From season-to-season, those big final twists functioned largely as juicy cliffhangers, ensnaring us and ensuring our ravenous continued viewership. But with season four, the final season, it was all the more simple: a gut punch without a promise, a slap to the face in a cramped bathroom, a heart attack on a private plane. There would be no more story to come from Succession season 4, but you'd damn well be sure that Jesse Armstrong and his writing team would leave us with a devastating parting gift.
So, in the final ever episode of Succession, which will no doubt top best-of surveys for decades to come like Seinfeld, The Sopranos and Breaking Bad before it, Shiv (Sarah Snook) made a decision. In the prior eighty minutes of narrative, she discovered Lukas Matsson's (Alexander Skarsgård) planned betrayal — to drop her from the promised position of Waystar CEO following the GoJo deal — and reconciled, less than enthusiastically, with her brothers, combining their familial weight to block the acquisition from going through.

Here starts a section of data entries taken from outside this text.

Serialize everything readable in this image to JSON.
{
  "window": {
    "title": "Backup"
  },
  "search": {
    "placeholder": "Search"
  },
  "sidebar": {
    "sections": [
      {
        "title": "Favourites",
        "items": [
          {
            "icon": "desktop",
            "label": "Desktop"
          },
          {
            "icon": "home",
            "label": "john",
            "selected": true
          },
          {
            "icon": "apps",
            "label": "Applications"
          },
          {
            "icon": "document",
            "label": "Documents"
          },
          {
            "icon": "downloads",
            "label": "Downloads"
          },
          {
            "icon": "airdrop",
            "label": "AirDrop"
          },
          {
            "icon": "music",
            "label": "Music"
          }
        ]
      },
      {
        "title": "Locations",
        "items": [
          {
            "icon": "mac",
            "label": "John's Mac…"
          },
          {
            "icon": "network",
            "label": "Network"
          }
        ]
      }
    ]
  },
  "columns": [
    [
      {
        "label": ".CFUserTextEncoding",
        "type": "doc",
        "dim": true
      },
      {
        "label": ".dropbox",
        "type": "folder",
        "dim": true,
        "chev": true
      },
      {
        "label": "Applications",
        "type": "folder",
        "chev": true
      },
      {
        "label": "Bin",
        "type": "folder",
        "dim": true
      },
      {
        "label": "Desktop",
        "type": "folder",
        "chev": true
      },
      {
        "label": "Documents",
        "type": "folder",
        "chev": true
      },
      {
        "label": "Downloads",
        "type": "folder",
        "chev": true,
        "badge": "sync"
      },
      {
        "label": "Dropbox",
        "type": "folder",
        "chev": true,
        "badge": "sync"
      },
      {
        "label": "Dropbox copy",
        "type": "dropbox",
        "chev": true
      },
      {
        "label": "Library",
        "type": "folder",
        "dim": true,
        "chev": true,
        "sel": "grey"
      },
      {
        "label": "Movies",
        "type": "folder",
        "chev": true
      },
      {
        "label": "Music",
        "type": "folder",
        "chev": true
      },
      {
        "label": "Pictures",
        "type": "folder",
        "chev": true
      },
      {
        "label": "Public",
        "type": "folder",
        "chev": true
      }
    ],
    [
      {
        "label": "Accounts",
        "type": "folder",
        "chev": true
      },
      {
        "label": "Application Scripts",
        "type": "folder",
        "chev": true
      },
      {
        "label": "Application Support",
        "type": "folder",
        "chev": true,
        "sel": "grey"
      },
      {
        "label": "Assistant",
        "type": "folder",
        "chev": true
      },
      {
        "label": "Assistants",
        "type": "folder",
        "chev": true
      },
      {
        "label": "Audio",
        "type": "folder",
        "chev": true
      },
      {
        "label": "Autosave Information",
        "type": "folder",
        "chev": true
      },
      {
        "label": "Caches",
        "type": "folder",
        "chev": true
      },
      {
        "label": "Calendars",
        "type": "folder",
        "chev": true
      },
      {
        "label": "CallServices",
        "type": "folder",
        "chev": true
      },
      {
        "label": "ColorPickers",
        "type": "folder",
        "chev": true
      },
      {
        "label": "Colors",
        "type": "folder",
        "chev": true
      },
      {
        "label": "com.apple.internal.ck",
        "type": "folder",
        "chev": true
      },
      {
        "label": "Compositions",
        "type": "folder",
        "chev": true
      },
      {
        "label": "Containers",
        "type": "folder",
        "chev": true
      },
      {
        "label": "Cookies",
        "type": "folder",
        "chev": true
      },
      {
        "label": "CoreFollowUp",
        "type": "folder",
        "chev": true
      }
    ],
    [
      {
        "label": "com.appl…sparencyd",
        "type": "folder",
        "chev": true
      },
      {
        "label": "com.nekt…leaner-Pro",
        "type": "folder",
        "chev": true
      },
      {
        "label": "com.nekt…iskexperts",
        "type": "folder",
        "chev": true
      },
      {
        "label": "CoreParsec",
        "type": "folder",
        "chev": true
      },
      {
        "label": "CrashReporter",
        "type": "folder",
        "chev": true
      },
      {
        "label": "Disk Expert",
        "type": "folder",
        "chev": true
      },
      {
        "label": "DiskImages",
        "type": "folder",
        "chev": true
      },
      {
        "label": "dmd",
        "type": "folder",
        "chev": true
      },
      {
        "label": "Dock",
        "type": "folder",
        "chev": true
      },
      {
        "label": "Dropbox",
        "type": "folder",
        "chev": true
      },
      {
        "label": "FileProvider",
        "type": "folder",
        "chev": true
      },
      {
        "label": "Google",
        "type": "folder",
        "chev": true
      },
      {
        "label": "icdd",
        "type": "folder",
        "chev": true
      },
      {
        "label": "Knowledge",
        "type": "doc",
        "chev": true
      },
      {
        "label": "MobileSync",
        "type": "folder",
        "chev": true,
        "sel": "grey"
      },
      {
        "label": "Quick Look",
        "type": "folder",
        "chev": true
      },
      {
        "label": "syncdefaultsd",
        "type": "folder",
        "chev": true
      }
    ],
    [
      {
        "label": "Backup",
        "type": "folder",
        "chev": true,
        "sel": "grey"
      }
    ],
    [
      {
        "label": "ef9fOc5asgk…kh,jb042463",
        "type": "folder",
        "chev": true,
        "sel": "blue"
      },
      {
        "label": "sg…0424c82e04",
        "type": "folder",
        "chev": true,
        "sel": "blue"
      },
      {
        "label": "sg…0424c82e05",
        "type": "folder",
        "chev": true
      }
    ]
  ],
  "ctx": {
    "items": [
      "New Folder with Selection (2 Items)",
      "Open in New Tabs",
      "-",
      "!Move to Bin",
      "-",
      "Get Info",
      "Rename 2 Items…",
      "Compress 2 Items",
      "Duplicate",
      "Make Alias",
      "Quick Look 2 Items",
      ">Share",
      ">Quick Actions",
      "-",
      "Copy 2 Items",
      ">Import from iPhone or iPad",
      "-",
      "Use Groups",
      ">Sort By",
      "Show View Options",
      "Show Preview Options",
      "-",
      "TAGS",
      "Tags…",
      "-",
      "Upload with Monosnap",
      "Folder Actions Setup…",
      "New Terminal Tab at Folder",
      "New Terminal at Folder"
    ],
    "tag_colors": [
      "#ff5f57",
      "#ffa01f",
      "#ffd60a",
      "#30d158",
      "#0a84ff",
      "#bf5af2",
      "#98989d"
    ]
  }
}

But they needed a new, palatable sovereign: Roman (Kieran Culkin) was disqualified by his ineptitude (and, y'know, he didn't really want it), and Shiv by her betrayal (no one would buy her about-face). So Ken was declared CEO-elect. He drank his meal of blended bread stubs, spit and Branston pickle, fit for a king. And then they got to the board meeting. Ken stood up, telling the assembled suits that the deal was no longer acceptable, that Waystar Royco would fare better under the stewardship of blood, not some Swede.
And Shiv just couldn't handle it. Following some bloody head-squeezing and the bellicose exchange of home truths we've come to expect from the Roys, she voted for the deal, against her brother's ascension, relegating them all to the terrible fate of billion-billion dollar retirements.
But why? Well, with no more Succession to come (unless the AI-loving tech bros get their way, which seems unlikely), the internet has been alight with theorising, as the internet so often is.
Theory one: Shiv, the benevolent sister
The first theory, which seems to be a Twitter go-to for those who believe in Hollywood-happy endings stripped of conflict and nuance, is that Shiv was acting out of a place of kindness. She knew, you see, how Ken's reign would go: behind his edifice of laid-back business prowess was sheer incompetence, which would be laid to bear in front of the entire world with any protracted time in the spinny throne previously inhabited by their father, humiliating him. He'd probably end up killing himself, you can imagine Shiv thought.
This all struck her at some point between taking her seat in the boardroom and her dramatic 180. Maybe it was something in Ken's puppydog face eggs? Perhaps she was filled with the regret and sorrow she felt when laying eyes on their dad — that brute of a man, reduced to villainy by a job that saw him die on the shitter, thirty-seven thousand feet in the sky. She couldn't let her brother become that, could she, that inevitable fate flashing before her eyes.